Um artigo publicado no Journal of the American Medical Association (JAMA) acrescentou detalhes sombrios a uma pesquisa que já era considerada eticamente desprezível: um estudo realizado entre as décadas de 1940 e 1970 com prisioneiros de uma penitenciária do estado norte-americano de Illinois, que eram infectados com o parasita da malária para testar medicamentos contra a doença. O estudo sobre malária na Penitenciária de Stateville ficou mal-afamado por adotar métodos coercitivos para incorporar detentos a seus experimentos científicos, como oferecer a eles dinheiro e redução de sentenças, em um ambiente em que a ideia de consentimento livre é questionável.
Coordenado pela Faculdade de Medicina da Universidade de Chicago, pelo Exército e pelo Departamento de Estado dos Estados Unidos, o esforço de pesquisa teve como resultado inicial o desenvolvimento de um remédio contra a malária, a primaquina. A história oficial de Stateville informava que seus experimentos incluíam apenas detentos brancos. Prisioneiros negros, de fato, não participaram das fases iniciais do estudo, porque havia uma suposição equivocada de que os afrodescendentes teriam algum tipo de imunidade à malária e sua participação poderia distorcer os resultados dos testes.

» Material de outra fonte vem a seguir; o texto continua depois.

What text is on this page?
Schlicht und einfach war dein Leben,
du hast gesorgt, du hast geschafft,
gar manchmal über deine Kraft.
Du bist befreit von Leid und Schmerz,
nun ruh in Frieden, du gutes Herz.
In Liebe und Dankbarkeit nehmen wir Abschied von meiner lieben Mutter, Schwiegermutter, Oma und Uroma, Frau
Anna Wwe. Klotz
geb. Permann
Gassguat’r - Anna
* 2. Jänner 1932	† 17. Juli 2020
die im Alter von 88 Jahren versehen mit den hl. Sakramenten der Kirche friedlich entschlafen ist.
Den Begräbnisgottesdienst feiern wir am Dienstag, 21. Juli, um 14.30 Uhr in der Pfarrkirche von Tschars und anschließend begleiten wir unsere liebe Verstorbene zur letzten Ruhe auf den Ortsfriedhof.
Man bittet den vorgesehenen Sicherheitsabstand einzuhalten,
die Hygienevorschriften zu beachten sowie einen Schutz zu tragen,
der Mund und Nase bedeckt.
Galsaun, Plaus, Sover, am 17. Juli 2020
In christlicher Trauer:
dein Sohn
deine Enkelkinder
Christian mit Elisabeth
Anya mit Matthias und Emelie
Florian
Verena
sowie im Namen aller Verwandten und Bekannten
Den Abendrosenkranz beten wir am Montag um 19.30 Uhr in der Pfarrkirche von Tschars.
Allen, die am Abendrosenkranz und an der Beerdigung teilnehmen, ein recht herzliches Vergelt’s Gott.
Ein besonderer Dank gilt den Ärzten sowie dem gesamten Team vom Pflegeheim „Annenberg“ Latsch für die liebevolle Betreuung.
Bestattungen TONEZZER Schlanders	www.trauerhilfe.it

Mas os autores do artigo do JAMA, James Tabery e Hannah Allen, da Universidade de Utah, descobriram que isso mudou com o tempo e, a partir da década de 1950, os detentos negros tornaram-se um novo alvo de investigação por exibirem alta sensibilidade à primaquina. Para estudar as reações ao medicamento, os pesquisadores de Stateville introduziram o parasita da malária em detentos negros e lhes administravam quantidades excessivas de primaquina, embora isso pudesse provocar dores debilitantes. Prisioneiros com um distúrbio conhecido como deficiência de glicose-6-fosfato desidrogenase (G6PD) apresentaram efeitos colaterais como náusea, fadiga e até falência de órgãos.
Ao analisarem trabalhos científicos e arquivos de pesquisadores de Stateville, Tabery e Allen descobriram que os detentos negros recebiam recompensas menores do que as oferecidas aos brancos. Seus familiares também foram chamados a participar de uma vertente do estudo que buscava rastrear as origens genéticas da sensibilidade à primaquina. “Isso levanta questões sobre como a dinâmica coercitiva podia se estender para fora dos muros da prisão”, disse Tabery à revista Science. Ele agora quer divulgar a história desconhecida desses detentos negros em programas de educação científica e em museus da região de Chicago, onde eles viviam.